LE STRABISME PRECOCE

 

ALAIN RETOUT ROUEN

 

INTRODUCTION :

 

Le strabisme précoce ou plutôt le syndrome de strabisme précoce se définit par un dérèglement oculo-moteur et sensoriel qui retrouve son origine durant les 6 premiers mois de vie, phase de maturation fondamentale du système optomoteur.

 

Ce strabisme est parfois nommé strabisme essentiel précoce pour signifier l'absence de cause connue, notamment paralytique, musculaire ou accommodative.

 

L'ensemble des signes associé à la déviation angulaire ne sont pas forcément tous présents en même temps et évoluent avec le temps.

 

Il s'agit essentiellement de la fixation en adduction avec un torticolis dans 20 à 80% des cas,d' une fixation en incyclo-torsion,d' un nystagmus manifeste latent spécifique du strabisme précoce présent dans 50 à 90% des cas,d' une déviation verticale dissociée qui n'est pas pathognomonique du strabisme précoce mais est très fréquente.

 

Sur le plan sensoriel il s'agit compte tenu de son début très précoce d'une correspondance rétinienne anormale avec neutralisation fréquente et assez souvent alternance et donc amblyopie peu fréquente.

 

 

PRESENTATION DU STRABISME PRECOCE :

 

Le plus souvent, l'enfant présentant un strabisme précoce est sain, neurologiquement normal, sans problème associé.
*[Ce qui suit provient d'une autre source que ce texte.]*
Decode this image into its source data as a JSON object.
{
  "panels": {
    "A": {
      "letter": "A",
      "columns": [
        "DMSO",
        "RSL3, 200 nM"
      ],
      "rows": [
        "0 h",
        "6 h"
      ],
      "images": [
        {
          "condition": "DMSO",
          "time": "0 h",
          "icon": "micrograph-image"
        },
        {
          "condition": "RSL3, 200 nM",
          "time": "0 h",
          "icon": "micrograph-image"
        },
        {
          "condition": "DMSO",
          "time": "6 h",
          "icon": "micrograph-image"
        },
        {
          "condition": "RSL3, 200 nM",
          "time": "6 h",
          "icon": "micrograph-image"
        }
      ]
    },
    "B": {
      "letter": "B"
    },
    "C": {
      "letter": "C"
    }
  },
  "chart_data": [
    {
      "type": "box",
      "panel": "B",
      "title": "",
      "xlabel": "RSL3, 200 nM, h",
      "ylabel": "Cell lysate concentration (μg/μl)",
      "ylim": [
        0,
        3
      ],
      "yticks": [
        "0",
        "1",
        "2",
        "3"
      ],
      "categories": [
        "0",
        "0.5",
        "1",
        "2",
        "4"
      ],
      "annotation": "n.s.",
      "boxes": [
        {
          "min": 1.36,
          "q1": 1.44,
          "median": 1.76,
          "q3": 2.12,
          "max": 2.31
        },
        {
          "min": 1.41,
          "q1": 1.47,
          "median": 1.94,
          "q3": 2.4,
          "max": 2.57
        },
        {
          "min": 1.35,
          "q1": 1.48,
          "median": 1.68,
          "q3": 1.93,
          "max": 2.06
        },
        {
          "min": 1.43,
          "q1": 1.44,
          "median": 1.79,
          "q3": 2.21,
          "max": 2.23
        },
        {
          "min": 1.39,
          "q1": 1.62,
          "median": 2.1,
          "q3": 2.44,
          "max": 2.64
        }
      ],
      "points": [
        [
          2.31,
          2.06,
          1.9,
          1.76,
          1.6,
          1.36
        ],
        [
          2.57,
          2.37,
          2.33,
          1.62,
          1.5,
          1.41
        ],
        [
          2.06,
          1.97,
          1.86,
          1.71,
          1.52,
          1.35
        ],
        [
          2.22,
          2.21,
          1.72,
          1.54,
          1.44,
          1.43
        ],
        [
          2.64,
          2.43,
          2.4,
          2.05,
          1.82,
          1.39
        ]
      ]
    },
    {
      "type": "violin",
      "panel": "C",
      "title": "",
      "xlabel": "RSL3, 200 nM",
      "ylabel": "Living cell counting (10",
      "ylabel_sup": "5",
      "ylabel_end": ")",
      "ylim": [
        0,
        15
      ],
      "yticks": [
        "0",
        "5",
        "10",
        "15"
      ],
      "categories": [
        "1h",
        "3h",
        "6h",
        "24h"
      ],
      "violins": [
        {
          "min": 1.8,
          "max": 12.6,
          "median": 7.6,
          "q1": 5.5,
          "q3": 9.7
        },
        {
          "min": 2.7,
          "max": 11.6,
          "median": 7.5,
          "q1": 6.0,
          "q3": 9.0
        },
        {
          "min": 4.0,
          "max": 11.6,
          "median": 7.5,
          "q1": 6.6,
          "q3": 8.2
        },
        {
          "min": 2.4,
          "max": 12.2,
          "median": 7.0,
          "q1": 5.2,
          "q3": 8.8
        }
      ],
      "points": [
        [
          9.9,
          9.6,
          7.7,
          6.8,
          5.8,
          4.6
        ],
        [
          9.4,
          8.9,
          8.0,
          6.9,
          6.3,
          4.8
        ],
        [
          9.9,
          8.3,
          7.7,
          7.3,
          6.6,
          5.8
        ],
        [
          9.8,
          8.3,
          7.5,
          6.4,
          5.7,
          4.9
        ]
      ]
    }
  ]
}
On note toutefois que des enfants présentants des lésions neurologiques pré ou néotales avec souffrance neurologique, hydrocéphalie et embryofoetopathie, sont associés à une haute fréquence de strabisme précoce, 20 à 40%, en raison de la perturbation évidence qu'ils amènent au développement de la vision binoculaire. Dans cette population d'ailleurs les divergences précoces sont plus fréquentes que les ésotropies précoces.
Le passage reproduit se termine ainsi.